Mais les apparences sont trompeuses. Car les exceptions à la règle consacrent très largement, en réalité, le libre choix des conjoints. Au lieu de garder chacun leur nom, ils pourront aussi décider de porter en commun celui de l'un ou de l'autre. C'est ce nom qui sera alors transmis aux enfants. En revanche, les doubles noms devraient disparaître.

Ces propositions sont issues d'une initiative parlementaire de la conseillère nationale socialiste de Bâle-Campagne Susanne Leutenegger Oberholzer. Elles ne seront débattues aux Chambres qu'une fois que le Conseil fédéral aura donné son avis.

La boîte de Pandore

Les auteurs du projet ont-ils enfin trouvé la solution qui mettra tout le monde d'accord, comme ils font mine de le croire dans leur rapport explicatif? Rien n'est moins sûr. Cela fait quinze ans bientôt que la Suisse cherche à réformer ses règles sur la transmission du nom dans le Code civil. En 1994, la libérale vaudoise Suzette Sandoz déposait une initiative parlementaire pour faire adapter le Code civil à un jugement de Strasbourg rendu la même année et qui condamnait l'impossibilité en droit suisse, pour le mari autorisé à porter le nom de sa femme comme nom de famille, de le faire précéder de son ancien nom.

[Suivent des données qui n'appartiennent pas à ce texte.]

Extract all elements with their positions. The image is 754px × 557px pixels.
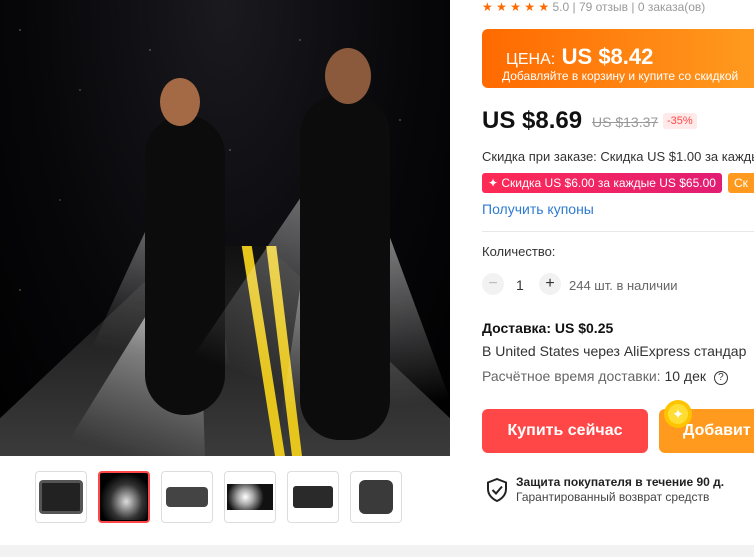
promo-price-value: US $8.42 bbox=[561, 44, 654, 69]
device-thumb-1 bbox=[39, 480, 83, 514]
get-coupons-link[interactable]: Получить купоны bbox=[482, 201, 594, 217]
runner-man-head bbox=[325, 48, 371, 104]
delivery-time-value: 10 дек bbox=[664, 368, 706, 384]
section-separator bbox=[0, 545, 754, 557]
thumbnail-4[interactable] bbox=[224, 471, 276, 523]
buyer-protection-title: Защита покупателя в течение 90 д. bbox=[516, 475, 725, 489]
runner-woman-head bbox=[160, 78, 200, 126]
current-price: US $8.69 bbox=[482, 107, 583, 134]
thumbnail-2[interactable] bbox=[98, 471, 150, 523]
sparkle-badge-icon: ✦ bbox=[664, 400, 692, 428]
thumbnail-6[interactable] bbox=[350, 471, 402, 523]
help-icon[interactable]: ? bbox=[713, 370, 728, 385]
runner-woman bbox=[145, 115, 225, 415]
delivery-time-label: Расчётное время доставки: bbox=[482, 368, 661, 384]
thumbnail-strip bbox=[35, 471, 402, 523]
promo-price: ЦЕНА: US $8.42 bbox=[506, 44, 653, 70]
shipping-method[interactable]: В United States через AliExpress стандар bbox=[482, 343, 746, 359]
quantity-value[interactable]: 1 bbox=[516, 277, 524, 293]
thumbnail-3[interactable] bbox=[161, 471, 213, 523]
stock-count: 244 шт. в наличии bbox=[569, 278, 678, 293]
light-thumb bbox=[227, 484, 273, 510]
shipping-price: Доставка: US $0.25 bbox=[482, 320, 614, 336]
quantity-label: Количество: bbox=[482, 244, 556, 259]
delivery-time: Расчётное время доставки: 10 дек ? bbox=[482, 368, 728, 385]
product-main-image[interactable] bbox=[0, 0, 450, 456]
discount-badge: -35% bbox=[663, 113, 697, 129]
order-discount-text: Скидка при заказе: Скидка US $1.00 за ка… bbox=[482, 149, 754, 164]
runners-thumb bbox=[101, 474, 147, 520]
orders-count: | 79 отзыв | 0 заказа(ов) bbox=[572, 0, 706, 14]
rating-stars: ★ ★ ★ ★ ★ bbox=[482, 0, 550, 14]
promo-price-label: ЦЕНА: bbox=[506, 51, 556, 68]
rating-value: 5.0 bbox=[552, 0, 570, 14]
buyer-protection-subtitle: Гарантированный возврат средств bbox=[516, 490, 710, 504]
band-thumb bbox=[293, 486, 333, 508]
thumbnail-1[interactable] bbox=[35, 471, 87, 523]
discount-chip-2[interactable]: Ск bbox=[728, 173, 754, 193]
runner-man bbox=[300, 95, 390, 440]
quantity-increase-button[interactable]: + bbox=[539, 273, 561, 295]
discount-chip[interactable]: ✦ Скидка US $6.00 за каждые US $65.00 bbox=[482, 173, 722, 193]
parts-thumb bbox=[359, 480, 393, 514]
thumbnail-5[interactable] bbox=[287, 471, 339, 523]
divider bbox=[482, 231, 754, 232]
quantity-decrease-button[interactable]: − bbox=[482, 273, 504, 295]
buy-now-button[interactable]: Купить сейчас bbox=[482, 409, 648, 453]
promo-price-banner: ЦЕНА: US $8.42 Добавляйте в корзину и ку… bbox=[482, 29, 754, 88]
shield-icon bbox=[486, 477, 508, 507]
rating-strip: ★ ★ ★ ★ ★ 5.0 | 79 отзыв | 0 заказа(ов) bbox=[482, 0, 705, 14]
old-price: US $13.37 bbox=[592, 114, 659, 130]
device-thumb-3 bbox=[166, 487, 208, 507]
promo-subtitle: Добавляйте в корзину и купите со скидкой bbox=[502, 69, 739, 83]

La juriste avait ouvert la boîte de Pandore. En juin 2001, après des années de travaux, une première mouture est rejetée lors du vote final de chacune des deux Chambres. Un accident de parcours rarissime à ce stade ultime de la procédure que peu ont vu venir. A la tribune du Conseil national, le radical vaudois Yves Christen l'admet sans détours: «De tous bords, nous avons été interpellés et nous, radicaux romands, avons finalement conclu que nous nous étions trompés.»

Trompés? Pour l'un des principaux artisans du retournement du parlement, le démocrate-chrétien genevois Jean-Philippe Maitre, aujourd'hui disparu, l'erreur principale tenait au fait que sous couvert d'égalité entre l'homme et la femme, on avait négligé «des références essentielles», celles qui font du nom et de sa transmission beaucoup plus qu'un simple mode d'identification individuel.

Aujourd'hui, les partisans du nouveau projet affirment avoir tiré les leçons de l'échec de 2001. La réglementation proposée alors était surtout trop compliquée, pensent-ils, et le recours à l'autorité tutélaire en cas de désaccord entre les parents sur le choix du nom de l'enfant était malvenu.

Des objections profondes

Ces raisons ont sans doute joué un rôle, mais elles n'expliquent probablement pas à elles seules le capotage de la loi en vote final. Les interventions à la tribune du Conseil national apportaient en tout cas des objections autrement plus profondes.

Sont-elles aujourd'hui mieux prises en compte? Les psychiatres lausannois Gérard Salem et Pierre Bovet en doutent (lire ci-dessous). Si le système proposé est effectivement un peu plus simple, il n'en traduit pas moins l'extrême difficulté de ses concepteurs à fixer une règle. Chacun garde son nom quand il se marie, dit le projet, mais il permet aux époux, à l'alinéa suivant, de décider d'un commun accord de porter le nom de l'autre. Une inégalité subsiste en outre entre les enfants d'un couple marié et les autres. Ceux-ci portent en principe le nom de la mère, le cas échéant celui du père si ce dernier s'est vu accorder l'autorité parentale conjointe sur eux.